In 2005, researchers infused old mice with blood from young mice - a process called parabiosis - reinvigorating stem cells in the muscle, liver and brain/hippocampus and showing that the chemicals in young blood can actually rejuvenate the chemical environment of aging stem cells. Last year, doctors began a small trial to determine whether blood plasma from young people can help reverse brain damage in elderly Alzheimer's patients. Such therapies are impractical if not dangerous, however, so researchers are trying to track down the specific chemicals that can be used safely and sustainably for maintaining the youthful environment for stem cells in many organs. One key chemical target for the multi-tissue rejuvenation is TGF-beta1, which tends to increase with age in all tissues of the body and which depresses stem cell activity when present at high levels.
Researchers showed that in old mice, the hippocampus has increased levels of TGF-beta1 similar to the levels in the bloodstream and other old tissue. Using a viral vector developed for gene therapy, the team inserted genetic blockers into the brains of old mice to knock down TGF-beta1 activity, and found that hippocampal stem cells began to act more youthful, generating new nerve cells. The team then injected into the blood a chemical known to block the TGF-beta1 receptor and thus reduce the effect of TGF-beta1. This small molecule, an Alk5 kinase inhibitor already undergoing trials as an anticancer agent, successfully renewed stem cell function in both brain and muscle tissue of the same old animal, potentially making it stronger and more clever. "The challenge ahead is to carefully retune the various signaling pathways in the stem cell environment, using a small number of chemicals, so that we end up recalibrating the environment to be youth-like. Dosage is going to be the key to rejuvenating the stem cell environment."

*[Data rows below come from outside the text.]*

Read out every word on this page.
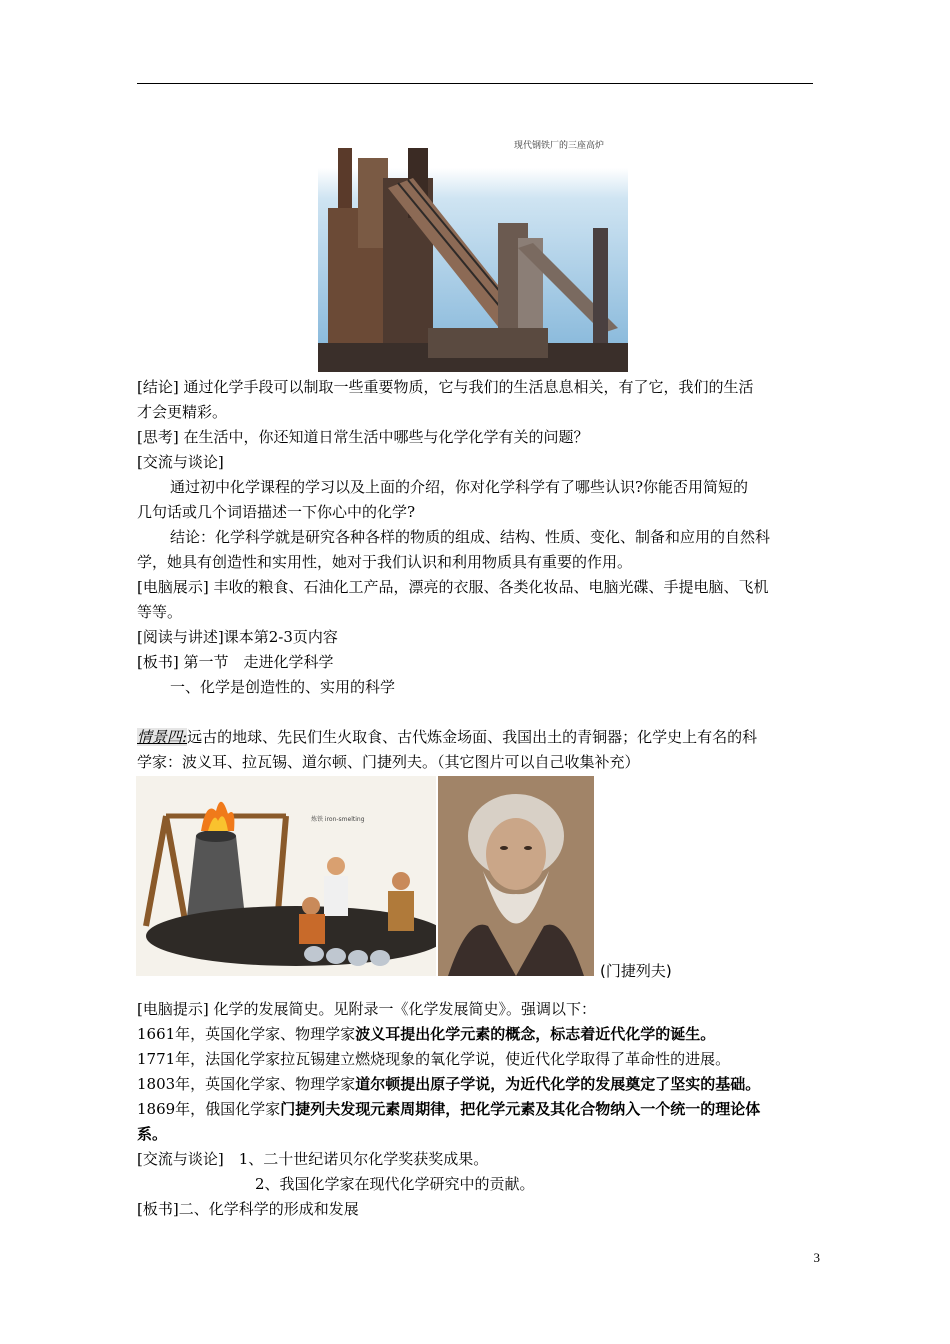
现代钢铁厂的三座高炉
[结论] 通过化学手段可以制取一些重要物质，它与我们的生活息息相关，有了它，我们的生活
才会更精彩。
[思考] 在生活中，你还知道日常生活中哪些与化学化学有关的问题？
[交流与谈论]
通过初中化学课程的学习以及上面的介绍，你对化学科学有了哪些认识?你能否用简短的
几句话或几个词语描述一下你心中的化学?
结论：化学科学就是研究各种各样的物质的组成、结构、性质、变化、制备和应用的自然科
学，她具有创造性和实用性，她对于我们认识和利用物质具有重要的作用。
[电脑展示] 丰收的粮食、石油化工产品，漂亮的衣服、各类化妆品、电脑光碟、手提电脑、飞机
等等。
[阅读与讲述]课本第2-3页内容
[板书] 第一节　走进化学科学
一、化学是创造性的、实用的科学
情景四:远古的地球、先民们生火取食、古代炼金场面、我国出土的青铜器；化学史上有名的科
学家：波义耳、拉瓦锡、道尔顿、门捷列夫。（其它图片可以自己收集补充）
炼铁 iron-smelting
(门捷列夫)
[电脑提示] 化学的发展简史。见附录一《化学发展简史》。强调以下：
1661年，英国化学家、物理学家波义耳提出化学元素的概念，标志着近代化学的诞生。
1771年，法国化学家拉瓦锡建立燃烧现象的氧化学说，使近代化学取得了革命性的进展。
1803年，英国化学家、物理学家道尔顿提出原子学说，为近代化学的发展奠定了坚实的基础。
1869年，俄国化学家门捷列夫发现元素周期律，把化学元素及其化合物纳入一个统一的理论体
系。
[交流与谈论]　1、二十世纪诺贝尔化学奖获奖成果。
2、我国化学家在现代化学研究中的贡献。
[板书]二、化学科学的形成和发展
3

Stem cell function declines with age largely due to the biochemical imbalances in their tissue niches, and this work demonstrates that aging imposes an elevation in transforming growth factor β (TGF-β) signaling in the neurogenic niche of the hippocampus, analogous to the previously demonstrated changes in the myogenic niche of skeletal muscle with age. Exploring the hypothesis that youthful calibration of key signaling pathways may enhance regeneration of multiple old tissues, we found that systemically attenuating TGF-β signaling with a single drug simultaneously enhanced neurogenesis and muscle regeneration in the same old mice, findings further substantiated via genetic perturbations.
At the levels of cellular mechanism, our results establish that the age-specific increase in TGF-β1 in the stem cell niches of aged hippocampus involves microglia and that such an increase is pro-inflammatory both in brain and muscle, as assayed by the elevated expression of β2 microglobulin (B2M), a component of MHC class I molecules. These findings suggest that at high levels typical of aged tissues, TGF-β1 promotes inflammation instead of its canonical role in attenuating immune responses. In agreement with this conclusion, inhibition of TGF-β1 signaling normalized B2M to young levels in both studied tissues.